This complex epistolary first novel has a profound mystery but no murder. John Ordway, a successful painter of the nude, and girlfriend Jamie escape the hassles of New York and settle in rural Delphi, Iowa (fictional, but near Decorah, where the author teaches at Luther College), but Jamie flees, feeling stifled. Soon enough, John finds himself under small-town scrutiny because of his vocation, institutionalized after a breakdown, and accused of assaulting one of his models, which he can't be totally sure he didn't do. The reader is drawn along by the ambiguity, which is backlit by TV images of the Gulf War. Though Schultz doesn't quite capture the essence of small-town Iowa, the romance toward the end puts another Iowan-Robert James Waller-to shame. Highly recommended, especially for more ambitious fiction readers.-Robert E. Brown, Onondaga Cty. P.L., Syracuse, N.Y.
Debut fiction by a prizewinning poet: an epistolary novel that traces the life of a painter dedicated to the female nude whose psychic breakdown leads to accusations of sexual assault.

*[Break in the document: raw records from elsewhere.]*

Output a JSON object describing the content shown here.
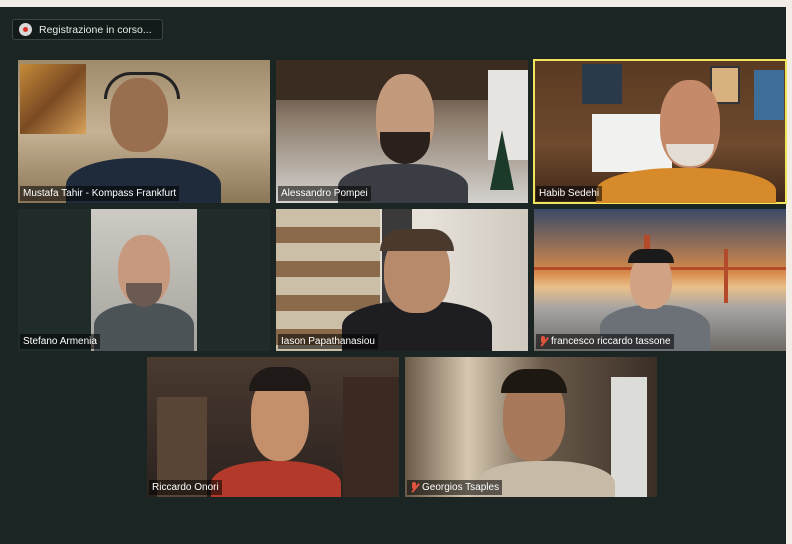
{
  "recording": {
    "label": "Registrazione in corso..."
  },
  "participants": [
    {
      "name": "Mustafa Tahir - Kompass Frankfurt",
      "muted": false,
      "active": false
    },
    {
      "name": "Alessandro Pompei",
      "muted": false,
      "active": false
    },
    {
      "name": "Habib Sedehi",
      "muted": false,
      "active": true
    },
    {
      "name": "Stefano Armenia",
      "muted": false,
      "active": false
    },
    {
      "name": "Iason Papathanasiou",
      "muted": false,
      "active": false
    },
    {
      "name": "francesco riccardo tassone",
      "muted": true,
      "active": false
    },
    {
      "name": "Riccardo Onori",
      "muted": false,
      "active": false
    },
    {
      "name": "Georgios Tsaples",
      "muted": true,
      "active": false
    }
  ],
  "colors": {
    "stage": "#1b2624",
    "active_border": "#f2e45a",
    "muted_icon": "#e0533c"
  }
}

While John Ordway does paint nudes, most New York critics see him as a conformist, although a female photographer accuses him of painting naked women lounging about simply for the delectation of male buyers. So Ordway and his paramour Jamie, a potter, move to the small town of Delphi, Iowa, to refresh themselves. Jamie misses the excitement of New York, however, and she feels smothered by Ordway's clamped-down, work-directed personality. So she splits for Decorah, a larger town, before heading back to Manhattan. Meanwhile, Ordway places an ad for figure models and hires two: the rather stiff Ellen, a novice painter whose work eventually humbles his own; and Jean, a true lounger, who is pregnant but unmarried. When he was 12, Ordway's sister slashed her wrists while in the bathtub (she was 18 and had cancer), and he discovered the body. After Jamie leaves, this long-suppressed event causes a breakdown and hospitalization. When released, on medication, Ordway gets a job at Earth Day, a recycling plant manned largely by likable losers who stamp cans and bottles into bales. At the same time, Ellen, whom Ordway once upset by sketching her in an overly provocative pose, is attacked in her dark bedroom and nearly raped. Did Ordway do it? He's arrested, charged, and released on bailbut he's uncertain of his innocence, sometimes dreaming that he did commit a rape. As his trial date draws nearer, he falls for his widowed social-worker/analyst Caroline, who's somewhat his senior and, it turns out, his last, best hope.
Painters should enjoy Schultz's attention to the process of painting and to the undertow of feelings that boil up into compositions. Slow pace, light plot, but strong characters rendered in artful pages.